After a lot of looking around, I have currently settled on Subversion as a core part of my backup strategy. For the most part it is going to operate like this:

important “controlled” data <-> repository server <-> versioning “hot” backup server <-> offline storage

important “non controlled” data <-> repository server <-> versioning “hot” backup server <-> offline storage

This is true for >all< the important data. There are really two different types of versioning servers in my worldview and each have their place.

repository servers: these are the traditional “source code control” servers. In a repository server when you “check in” or “commit” a change you are asked to supply a comment or explanation of the change. It handles grouping multiple files at a particular point in time into a “release” and so on. This allows me to batch up all the files form a web site or programming project and say “this is release 1.0” and so on. Very useful stuff for the right kind of data. Currently I am using Subversion for this.
versioning hot backup servers: these are systems that monitor activity for specific files, folders and make backups of those changes in close to real time. No specific action is necessary to “check in” a file, as soon as you save it it is backed up. You can “roll back” to any previous version fo the file you might need. At the moment I am probably going to wait for “Microsoft Data Protection Manager” to handle this part.

The important difference is that repositories know about your data’s logical history and organization. They understand what files go together, can show you the commented history of a file and do a good job of merging changes made by multiple people. Versioned backups don’t always have that.
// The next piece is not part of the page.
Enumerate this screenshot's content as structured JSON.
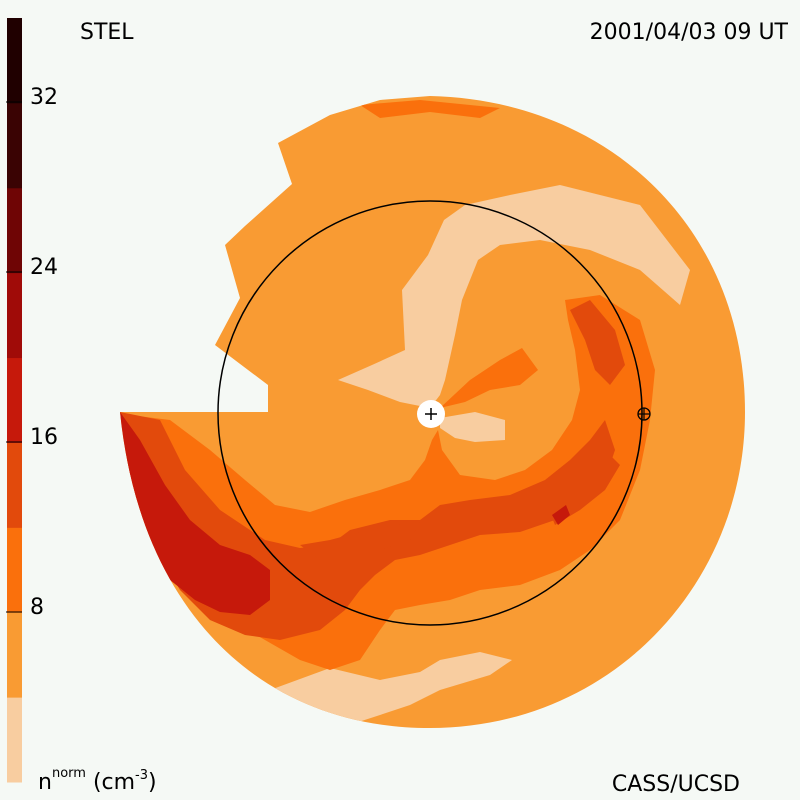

For me this means that data that is part of an organized, incremental development process (websites, software, artwork, etc.) where you might want to gather and put out “releases” or have multiple people working on them at the same time should go in repositories. Data that is not part of a formalized incremental development process (email data files, the “My Documents” folder, even the repositories themselves) should just go straight to the hot backups.

So far, stage one complete. I have my repositories in place and I am also using them as a limited “hot backup” system. For example my email files are in a “soulhuntre” repository, and I check them in ever day or so. Eventually I will take the next step.